Ammar mengaku masa paling berat terjadi saat ia digugat cerai oleh mantan istrinya, Irish Bella. Peristiwa itu terjadi ketika ia tengah menjalani rehabilitasi akibat kasus narkoba sebelumnya. Ia menilai perpisahan itu sebagai pukulan besar dalam hidupnya.
"Sungguh menyakitkan, kabar yang saya terima datang dari mantan istri saya. Dia meminta saya memberikan talak kepadanya," ujar Ammar di hadapan majelis hakim.
Ammar menggambarkan dirinya saat itu seperti orang sakit yang membutuhkan dukungan, bukan ditinggalkan. Ia menyinggung soal kecanduan sebagai penyakit yang seharusnya ditangani dengan empati.
"Kecanduan adalah penyakit otak kronis. Lalu kenapa orang yang sedang sakit dibuang? Di saat hanya dialah satu-satunya rumah tempat saya kembali pulang, tetapi malah diasingkan atas kekurangan saya," tuturnya.
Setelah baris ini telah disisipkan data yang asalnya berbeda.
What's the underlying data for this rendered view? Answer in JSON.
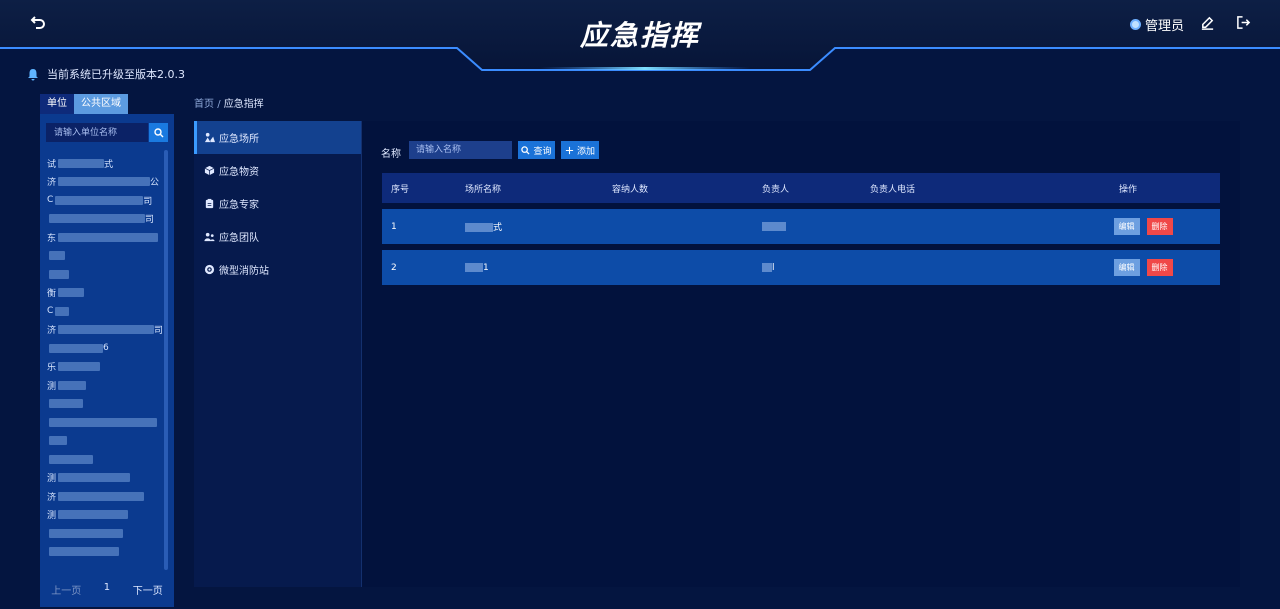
{
  "header": {
    "title": "应急指挥",
    "user_label": "管理员",
    "back_icon": "back-arrow-icon",
    "edit_icon": "edit-icon",
    "logout_icon": "logout-icon",
    "accent": "#3b8cff"
  },
  "notice": {
    "text": "当前系统已升级至版本2.0.3"
  },
  "left_panel": {
    "tabs": [
      {
        "label": "单位",
        "active": true
      },
      {
        "label": "公共区域",
        "active": false
      }
    ],
    "search_placeholder": "请输入单位名称",
    "units": [
      {
        "prefix": "试",
        "suffix": "式"
      },
      {
        "prefix": "济",
        "suffix": "公"
      },
      {
        "prefix": "C",
        "suffix": "司"
      },
      {
        "prefix": "",
        "suffix": "司"
      },
      {
        "prefix": "东",
        "suffix": ""
      },
      {
        "prefix": "",
        "suffix": ""
      },
      {
        "prefix": "",
        "suffix": ""
      },
      {
        "prefix": "衡",
        "suffix": ""
      },
      {
        "prefix": "C",
        "suffix": ""
      },
      {
        "prefix": "济",
        "suffix": "司"
      },
      {
        "prefix": "",
        "suffix": "6"
      },
      {
        "prefix": "乐",
        "suffix": ""
      },
      {
        "prefix": "测",
        "suffix": ""
      },
      {
        "prefix": "",
        "suffix": ""
      },
      {
        "prefix": "",
        "suffix": ""
      },
      {
        "prefix": "",
        "suffix": ""
      },
      {
        "prefix": "",
        "suffix": ""
      },
      {
        "prefix": "测",
        "suffix": ""
      },
      {
        "prefix": "济",
        "suffix": ""
      },
      {
        "prefix": "测",
        "suffix": ""
      },
      {
        "prefix": "",
        "suffix": ""
      },
      {
        "prefix": "",
        "suffix": ""
      }
    ],
    "pager": {
      "prev": "上一页",
      "page": "1",
      "next": "下一页"
    }
  },
  "breadcrumb": {
    "home": "首页",
    "sep": "/",
    "current": "应急指挥"
  },
  "menu": [
    {
      "label": "应急场所",
      "icon": "place-icon",
      "active": true
    },
    {
      "label": "应急物资",
      "icon": "box-icon",
      "active": false
    },
    {
      "label": "应急专家",
      "icon": "expert-icon",
      "active": false
    },
    {
      "label": "应急团队",
      "icon": "team-icon",
      "active": false
    },
    {
      "label": "微型消防站",
      "icon": "fire-station-icon",
      "active": false
    }
  ],
  "filter": {
    "label": "名称",
    "placeholder": "请输入名称",
    "query_label": "查询",
    "add_label": "添加"
  },
  "table": {
    "columns": [
      "序号",
      "场所名称",
      "容纳人数",
      "负责人",
      "负责人电话",
      "操作"
    ],
    "rows": [
      {
        "index": "1",
        "name": "式",
        "capacity": "",
        "person": "",
        "phone": ""
      },
      {
        "index": "2",
        "name": "1",
        "capacity": "",
        "person": "l",
        "phone": ""
      }
    ],
    "edit_label": "编辑",
    "delete_label": "删除"
  }
}
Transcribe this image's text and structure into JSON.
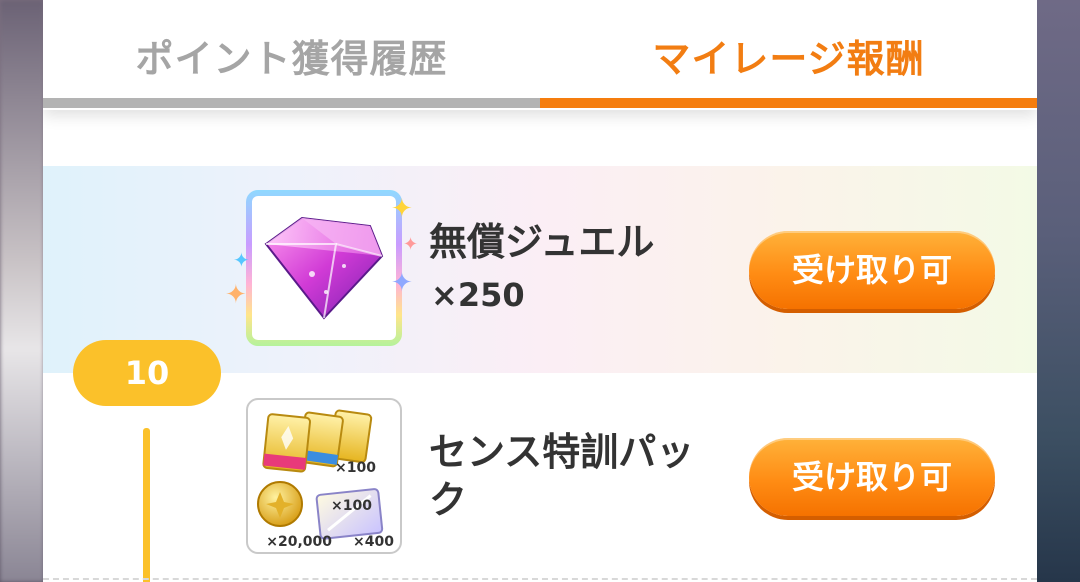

Selain perceraian, duka mendalam juga dirasakan Ammar ketika ayahnya, Suhendri Zoni, meninggal dunia saat dirinya masih menjalani hukuman. Ia mengaku tidak dapat mendampingi sang ayah di saat-saat terakhir, bahkan hanya diizinkan melihat jenazah dalam kondisi diborgol.
Menurutnya, rasa bersalah itu berkembang menjadi tekanan psikologis yang berat hingga memicu dirinya kembali terjerumus dalam kasus serupa.
Dalam momen emosional di ruang sidang, Ammar juga menyampaikan permohonan maaf kepada kedua anaknya, Air Rumi Akbar dan Amala Puti Sabai Akbar. Ia menyesali waktu yang hilang selama berada di penjara.
"Saya minta maaf kepada anak-anak saya, Air dan Amala, maafkan Daddy ya," ucapnya dengan suara bergetar. Ia kemudian melanjutkan penyesalannya karena tidak bisa hadir dalam masa tumbuh kembang anak-anaknya, sebelum menutup dengan permintaan maaf.
Ammar yang kini menghadapi ancaman hukuman sembilan tahun penjara serta denda Rp500 juta, juga menyampaikan janji di hadapan hakim untuk memperbaiki diri.
"Daddy janji ini yang terakhir, benar-benar terakhir. Daddy janji besok lusa Daddy akan tebus semua waktu yang pernah hilang," katanya.